The Nubuke Foundation, founded in 2007, with locations in Accra and Wa, has a wide range of programs supporting the arts, culture, and heritage of Ghana. The East Legon (Accra) grounds are defined by a large variety of day and evening programs that cater to many audiences spanning networks in the city, country, and region. The design of Nubuke Extended resolves this programmatic layering through a generosity and specificity of spaces. Green spaces and openness have been a driving design focus, as well as simplicity, which allows the spaces to become hosts to a variety of scenarios. Large gatherings for music events or festivities may spread underneath the new building, while on quieter afternoons, children may move on to the stage platform to read books from the library shaded by palm trees, and cultural producers may sit and co-work with others in the bungalow´s main space, the Nubuke lounge.
Nubuke Extended completes and reorients the Nubuke property, making it into a cultural and civic hub in the expanding metropolitan area of Accra and connecting it to a growing network of cultural spaces in Ghana. Existing structures on the grounds have been refurbished, relocated, or adapted to meet Nubuke´s aims. The main bungalow, which up until now housed all functions in one building – exhibition spaces, offices, shops and storage – has been opened up, resulting in a creative co-working environment within a generous setting. Additional structures have been designed to create a multi-programmed environment that provides space and
infrastructure for artists, cultural activists of diverse disciplines, and audiences of all generations.
A new building hovers above the existing garden and frames a central green area, with Nubuke’s Indian almond tree at its center. It serves as a landmark that responds to both immediate and urban contexts. The massing strategy for the new gallery building is aimed at creating diverse spaces and spatial situations that are open for artists, curators, visitors, citizens, and children to engage with, while acting as a unifying character for the ensemble of buildings and landscapes on the terrain.

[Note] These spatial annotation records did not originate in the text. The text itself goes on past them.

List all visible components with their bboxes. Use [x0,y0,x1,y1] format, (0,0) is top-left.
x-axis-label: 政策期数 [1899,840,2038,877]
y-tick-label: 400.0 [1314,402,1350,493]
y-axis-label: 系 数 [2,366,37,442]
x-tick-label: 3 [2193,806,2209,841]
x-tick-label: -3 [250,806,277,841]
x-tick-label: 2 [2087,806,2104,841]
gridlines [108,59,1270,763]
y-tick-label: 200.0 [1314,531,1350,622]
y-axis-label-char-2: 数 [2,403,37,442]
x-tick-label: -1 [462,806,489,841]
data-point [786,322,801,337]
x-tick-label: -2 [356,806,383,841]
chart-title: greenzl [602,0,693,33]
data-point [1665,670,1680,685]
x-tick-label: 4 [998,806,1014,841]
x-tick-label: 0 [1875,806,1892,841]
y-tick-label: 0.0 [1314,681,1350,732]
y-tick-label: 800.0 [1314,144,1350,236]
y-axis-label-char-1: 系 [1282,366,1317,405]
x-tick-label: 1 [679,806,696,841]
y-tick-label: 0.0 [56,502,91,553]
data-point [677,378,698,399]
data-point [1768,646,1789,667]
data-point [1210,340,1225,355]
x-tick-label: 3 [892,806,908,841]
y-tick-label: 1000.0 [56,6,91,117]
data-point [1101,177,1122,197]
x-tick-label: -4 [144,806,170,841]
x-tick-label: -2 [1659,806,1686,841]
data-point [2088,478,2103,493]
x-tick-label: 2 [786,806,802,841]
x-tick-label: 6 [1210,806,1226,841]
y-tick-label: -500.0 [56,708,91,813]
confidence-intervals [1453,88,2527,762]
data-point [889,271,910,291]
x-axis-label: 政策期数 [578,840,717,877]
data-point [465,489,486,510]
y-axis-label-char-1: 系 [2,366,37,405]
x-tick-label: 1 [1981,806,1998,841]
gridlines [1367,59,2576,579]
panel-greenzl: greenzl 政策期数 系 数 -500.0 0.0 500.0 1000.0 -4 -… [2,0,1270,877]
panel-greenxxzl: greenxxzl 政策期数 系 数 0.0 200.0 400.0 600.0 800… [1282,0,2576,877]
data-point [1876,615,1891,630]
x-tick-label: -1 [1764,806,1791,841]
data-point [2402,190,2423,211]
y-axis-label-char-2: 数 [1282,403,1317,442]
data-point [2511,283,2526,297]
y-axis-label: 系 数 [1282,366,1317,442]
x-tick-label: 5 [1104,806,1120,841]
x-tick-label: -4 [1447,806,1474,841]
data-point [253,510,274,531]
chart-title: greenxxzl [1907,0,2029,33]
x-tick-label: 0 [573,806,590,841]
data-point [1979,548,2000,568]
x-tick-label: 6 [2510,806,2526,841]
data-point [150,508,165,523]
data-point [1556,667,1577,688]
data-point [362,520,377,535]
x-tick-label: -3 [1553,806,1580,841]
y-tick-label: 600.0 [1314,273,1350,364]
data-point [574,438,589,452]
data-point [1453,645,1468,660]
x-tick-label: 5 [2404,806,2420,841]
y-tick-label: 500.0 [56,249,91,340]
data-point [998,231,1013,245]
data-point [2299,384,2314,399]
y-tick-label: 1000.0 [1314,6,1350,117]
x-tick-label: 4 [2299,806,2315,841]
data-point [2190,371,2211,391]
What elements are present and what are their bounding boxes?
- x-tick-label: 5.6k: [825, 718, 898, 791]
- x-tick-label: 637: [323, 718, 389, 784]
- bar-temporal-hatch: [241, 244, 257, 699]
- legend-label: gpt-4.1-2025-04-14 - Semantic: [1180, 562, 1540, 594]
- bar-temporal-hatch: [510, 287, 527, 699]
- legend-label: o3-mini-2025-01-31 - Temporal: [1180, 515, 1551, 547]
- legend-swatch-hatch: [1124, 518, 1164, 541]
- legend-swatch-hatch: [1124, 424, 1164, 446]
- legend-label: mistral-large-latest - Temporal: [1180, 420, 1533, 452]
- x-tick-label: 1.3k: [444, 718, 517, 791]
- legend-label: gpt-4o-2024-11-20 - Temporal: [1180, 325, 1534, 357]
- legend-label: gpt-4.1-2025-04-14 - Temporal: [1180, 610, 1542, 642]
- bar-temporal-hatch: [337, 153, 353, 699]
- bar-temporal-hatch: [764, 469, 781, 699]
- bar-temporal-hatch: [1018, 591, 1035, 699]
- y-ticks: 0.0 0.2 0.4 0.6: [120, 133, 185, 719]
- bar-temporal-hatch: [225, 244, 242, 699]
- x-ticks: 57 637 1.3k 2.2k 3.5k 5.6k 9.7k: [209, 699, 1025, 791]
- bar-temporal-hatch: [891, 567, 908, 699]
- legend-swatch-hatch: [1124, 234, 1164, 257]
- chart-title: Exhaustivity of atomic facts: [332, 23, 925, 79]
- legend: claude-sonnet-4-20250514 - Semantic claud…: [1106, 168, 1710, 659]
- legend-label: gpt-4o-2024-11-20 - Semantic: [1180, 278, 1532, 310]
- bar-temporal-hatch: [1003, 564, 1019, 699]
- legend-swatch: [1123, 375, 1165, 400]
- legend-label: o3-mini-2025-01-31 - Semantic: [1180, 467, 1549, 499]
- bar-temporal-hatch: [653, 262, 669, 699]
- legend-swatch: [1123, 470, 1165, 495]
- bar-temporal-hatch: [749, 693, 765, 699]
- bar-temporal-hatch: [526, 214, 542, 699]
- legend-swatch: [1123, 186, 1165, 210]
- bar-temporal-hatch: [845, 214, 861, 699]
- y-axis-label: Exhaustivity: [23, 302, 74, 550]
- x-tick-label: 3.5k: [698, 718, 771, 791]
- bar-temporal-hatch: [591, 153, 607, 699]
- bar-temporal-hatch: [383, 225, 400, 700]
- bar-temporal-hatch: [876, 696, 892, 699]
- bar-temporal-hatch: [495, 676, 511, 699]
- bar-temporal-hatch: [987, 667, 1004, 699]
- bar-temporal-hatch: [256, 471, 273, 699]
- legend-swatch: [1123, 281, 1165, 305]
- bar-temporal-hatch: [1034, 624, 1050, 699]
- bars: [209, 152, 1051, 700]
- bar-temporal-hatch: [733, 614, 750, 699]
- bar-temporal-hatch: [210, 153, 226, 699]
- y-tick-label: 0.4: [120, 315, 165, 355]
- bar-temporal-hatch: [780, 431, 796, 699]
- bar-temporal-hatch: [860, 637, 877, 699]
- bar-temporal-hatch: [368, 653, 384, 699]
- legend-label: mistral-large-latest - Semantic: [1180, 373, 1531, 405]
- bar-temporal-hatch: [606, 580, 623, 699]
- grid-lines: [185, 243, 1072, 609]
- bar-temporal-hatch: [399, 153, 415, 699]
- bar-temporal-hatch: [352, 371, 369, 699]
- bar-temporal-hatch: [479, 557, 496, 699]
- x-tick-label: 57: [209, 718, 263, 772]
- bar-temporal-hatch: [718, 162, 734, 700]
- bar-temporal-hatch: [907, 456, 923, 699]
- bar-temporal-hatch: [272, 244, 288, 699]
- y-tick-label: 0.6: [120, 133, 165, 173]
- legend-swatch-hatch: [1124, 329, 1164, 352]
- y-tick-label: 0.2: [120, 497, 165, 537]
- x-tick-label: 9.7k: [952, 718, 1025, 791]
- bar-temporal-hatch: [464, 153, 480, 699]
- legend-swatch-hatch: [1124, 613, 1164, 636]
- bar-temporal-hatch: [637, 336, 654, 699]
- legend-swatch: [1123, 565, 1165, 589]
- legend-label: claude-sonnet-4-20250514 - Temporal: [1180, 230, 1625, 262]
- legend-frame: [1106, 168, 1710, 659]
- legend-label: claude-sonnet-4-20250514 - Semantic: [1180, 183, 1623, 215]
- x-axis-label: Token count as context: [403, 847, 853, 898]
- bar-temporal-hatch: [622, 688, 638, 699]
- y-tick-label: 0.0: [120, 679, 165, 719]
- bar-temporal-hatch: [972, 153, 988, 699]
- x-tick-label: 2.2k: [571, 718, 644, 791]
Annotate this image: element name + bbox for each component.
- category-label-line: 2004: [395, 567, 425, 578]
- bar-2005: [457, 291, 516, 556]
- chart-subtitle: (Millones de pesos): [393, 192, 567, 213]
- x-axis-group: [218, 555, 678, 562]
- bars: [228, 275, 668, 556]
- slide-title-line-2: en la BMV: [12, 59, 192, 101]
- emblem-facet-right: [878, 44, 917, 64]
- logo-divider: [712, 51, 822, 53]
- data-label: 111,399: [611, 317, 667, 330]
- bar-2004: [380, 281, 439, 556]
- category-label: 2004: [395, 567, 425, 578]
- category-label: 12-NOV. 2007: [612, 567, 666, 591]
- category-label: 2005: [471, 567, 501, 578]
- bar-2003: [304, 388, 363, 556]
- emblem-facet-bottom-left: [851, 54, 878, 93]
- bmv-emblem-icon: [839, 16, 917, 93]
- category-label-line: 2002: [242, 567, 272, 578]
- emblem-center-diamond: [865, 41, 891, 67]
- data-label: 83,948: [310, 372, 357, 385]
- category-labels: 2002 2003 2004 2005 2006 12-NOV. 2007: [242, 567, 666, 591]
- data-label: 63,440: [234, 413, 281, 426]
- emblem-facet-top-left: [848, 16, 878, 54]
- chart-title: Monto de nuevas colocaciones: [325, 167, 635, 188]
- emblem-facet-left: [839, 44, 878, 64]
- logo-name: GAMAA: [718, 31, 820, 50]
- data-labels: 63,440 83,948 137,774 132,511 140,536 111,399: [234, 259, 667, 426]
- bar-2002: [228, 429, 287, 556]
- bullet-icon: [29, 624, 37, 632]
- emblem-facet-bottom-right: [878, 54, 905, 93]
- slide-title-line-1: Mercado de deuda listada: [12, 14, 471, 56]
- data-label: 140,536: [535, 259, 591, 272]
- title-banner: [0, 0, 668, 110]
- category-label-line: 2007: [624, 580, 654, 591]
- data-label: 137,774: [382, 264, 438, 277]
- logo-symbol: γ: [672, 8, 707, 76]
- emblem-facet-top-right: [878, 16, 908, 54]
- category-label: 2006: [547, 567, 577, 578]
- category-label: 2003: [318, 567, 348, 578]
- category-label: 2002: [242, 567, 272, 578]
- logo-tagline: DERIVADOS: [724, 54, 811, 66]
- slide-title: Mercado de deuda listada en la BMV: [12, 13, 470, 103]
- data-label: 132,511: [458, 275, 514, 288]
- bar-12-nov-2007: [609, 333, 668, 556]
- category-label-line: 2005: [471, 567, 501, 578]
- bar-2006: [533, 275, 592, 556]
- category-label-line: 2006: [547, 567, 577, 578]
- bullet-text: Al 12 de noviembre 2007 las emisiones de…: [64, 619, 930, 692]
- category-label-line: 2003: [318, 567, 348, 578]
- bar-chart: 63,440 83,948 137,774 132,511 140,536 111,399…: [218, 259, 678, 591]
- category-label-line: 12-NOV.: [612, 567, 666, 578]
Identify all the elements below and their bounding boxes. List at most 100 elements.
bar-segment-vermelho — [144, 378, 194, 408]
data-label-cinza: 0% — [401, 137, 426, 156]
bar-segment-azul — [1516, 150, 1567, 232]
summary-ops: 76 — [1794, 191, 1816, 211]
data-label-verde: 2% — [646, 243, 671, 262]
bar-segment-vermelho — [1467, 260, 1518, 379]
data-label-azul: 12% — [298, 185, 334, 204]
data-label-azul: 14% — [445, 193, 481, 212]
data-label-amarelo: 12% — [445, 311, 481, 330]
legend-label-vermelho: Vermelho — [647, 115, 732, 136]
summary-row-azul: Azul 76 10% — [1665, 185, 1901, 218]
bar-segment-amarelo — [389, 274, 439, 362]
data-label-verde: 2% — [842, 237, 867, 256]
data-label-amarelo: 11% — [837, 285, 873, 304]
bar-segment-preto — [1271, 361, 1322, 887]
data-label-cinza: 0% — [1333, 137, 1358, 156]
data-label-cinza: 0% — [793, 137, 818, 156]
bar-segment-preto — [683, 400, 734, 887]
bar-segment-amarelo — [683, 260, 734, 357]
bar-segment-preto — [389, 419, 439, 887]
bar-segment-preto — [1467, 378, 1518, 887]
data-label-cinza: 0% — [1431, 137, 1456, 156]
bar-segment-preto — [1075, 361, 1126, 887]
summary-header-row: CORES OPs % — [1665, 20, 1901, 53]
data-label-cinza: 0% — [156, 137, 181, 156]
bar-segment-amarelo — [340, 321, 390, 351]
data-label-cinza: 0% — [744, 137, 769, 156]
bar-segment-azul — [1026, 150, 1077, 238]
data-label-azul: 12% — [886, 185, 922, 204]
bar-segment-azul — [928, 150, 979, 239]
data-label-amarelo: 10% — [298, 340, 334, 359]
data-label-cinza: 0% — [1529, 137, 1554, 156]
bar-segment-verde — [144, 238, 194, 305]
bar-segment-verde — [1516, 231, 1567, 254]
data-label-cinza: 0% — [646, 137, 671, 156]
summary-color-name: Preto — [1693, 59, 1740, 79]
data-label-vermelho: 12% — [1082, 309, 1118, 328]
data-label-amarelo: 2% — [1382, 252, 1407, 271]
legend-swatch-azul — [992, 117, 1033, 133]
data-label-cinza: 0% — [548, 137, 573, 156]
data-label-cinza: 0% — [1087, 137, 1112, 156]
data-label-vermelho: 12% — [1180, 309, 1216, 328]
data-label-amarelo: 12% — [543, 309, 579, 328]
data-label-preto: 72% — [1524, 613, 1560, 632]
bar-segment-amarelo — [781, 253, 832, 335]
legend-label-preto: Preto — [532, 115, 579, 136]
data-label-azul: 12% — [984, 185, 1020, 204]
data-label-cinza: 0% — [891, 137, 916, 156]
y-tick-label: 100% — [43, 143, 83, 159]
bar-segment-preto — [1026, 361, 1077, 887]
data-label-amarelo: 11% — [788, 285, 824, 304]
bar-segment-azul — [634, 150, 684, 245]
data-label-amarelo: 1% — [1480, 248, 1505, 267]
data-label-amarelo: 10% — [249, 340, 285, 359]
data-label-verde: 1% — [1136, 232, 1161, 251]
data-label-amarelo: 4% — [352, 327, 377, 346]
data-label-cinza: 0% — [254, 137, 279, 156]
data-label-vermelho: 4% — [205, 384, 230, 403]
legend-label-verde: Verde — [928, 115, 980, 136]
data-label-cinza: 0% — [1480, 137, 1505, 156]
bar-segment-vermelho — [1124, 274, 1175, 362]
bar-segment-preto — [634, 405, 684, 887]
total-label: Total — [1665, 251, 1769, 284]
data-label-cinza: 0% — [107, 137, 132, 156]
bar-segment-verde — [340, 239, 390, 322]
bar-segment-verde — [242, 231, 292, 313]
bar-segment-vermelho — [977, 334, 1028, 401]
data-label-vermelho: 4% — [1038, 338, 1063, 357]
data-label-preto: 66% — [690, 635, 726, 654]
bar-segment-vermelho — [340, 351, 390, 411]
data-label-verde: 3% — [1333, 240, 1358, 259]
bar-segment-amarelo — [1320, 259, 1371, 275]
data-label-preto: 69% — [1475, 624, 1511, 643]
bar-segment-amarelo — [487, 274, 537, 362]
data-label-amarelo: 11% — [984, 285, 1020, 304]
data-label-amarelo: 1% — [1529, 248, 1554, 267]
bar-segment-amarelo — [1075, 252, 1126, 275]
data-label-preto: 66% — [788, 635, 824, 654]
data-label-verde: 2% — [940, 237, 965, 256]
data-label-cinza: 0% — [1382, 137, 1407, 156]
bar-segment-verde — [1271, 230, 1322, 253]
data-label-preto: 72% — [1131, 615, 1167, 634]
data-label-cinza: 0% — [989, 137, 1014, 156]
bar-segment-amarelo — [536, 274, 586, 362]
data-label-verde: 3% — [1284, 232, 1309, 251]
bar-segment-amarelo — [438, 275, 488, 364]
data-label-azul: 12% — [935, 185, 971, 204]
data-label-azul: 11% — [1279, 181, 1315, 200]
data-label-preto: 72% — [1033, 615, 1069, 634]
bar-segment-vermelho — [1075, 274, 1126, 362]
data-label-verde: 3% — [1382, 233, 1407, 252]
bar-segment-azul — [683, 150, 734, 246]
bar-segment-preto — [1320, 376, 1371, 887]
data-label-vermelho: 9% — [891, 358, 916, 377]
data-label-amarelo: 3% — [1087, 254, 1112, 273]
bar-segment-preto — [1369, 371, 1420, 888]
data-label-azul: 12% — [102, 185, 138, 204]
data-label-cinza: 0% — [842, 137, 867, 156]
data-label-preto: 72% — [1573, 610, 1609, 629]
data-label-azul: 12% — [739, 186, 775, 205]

The new gallery, a split-level, one-room building with high ceilings, no columns, and exposed concrete walls, creates space for site-specific works of art and performances that characterize developments in Ghana’s and West Africa’s art world. Modulations in the floor, formed through a mezzanine, the height of the ceilings, and the walls, create a variety of spaces that allow both intimate and expansive scenarios for exhibitions, performances, and events. Users of the space are supported by an integrated rail system that allows for the hanging of objects, artworks, panels, and curtains throughout the space. The monolithic materiality of exposed concrete and the reduced colorscape of the new gallery and campus create a backdrop for colorful exhibitions and activities to take place in and around the buildings. Nubuke Extended was designed to be cosmopolitan in terms of character and ambition, inviting and provocative at the same time, for both local and regional programmatic scenarios.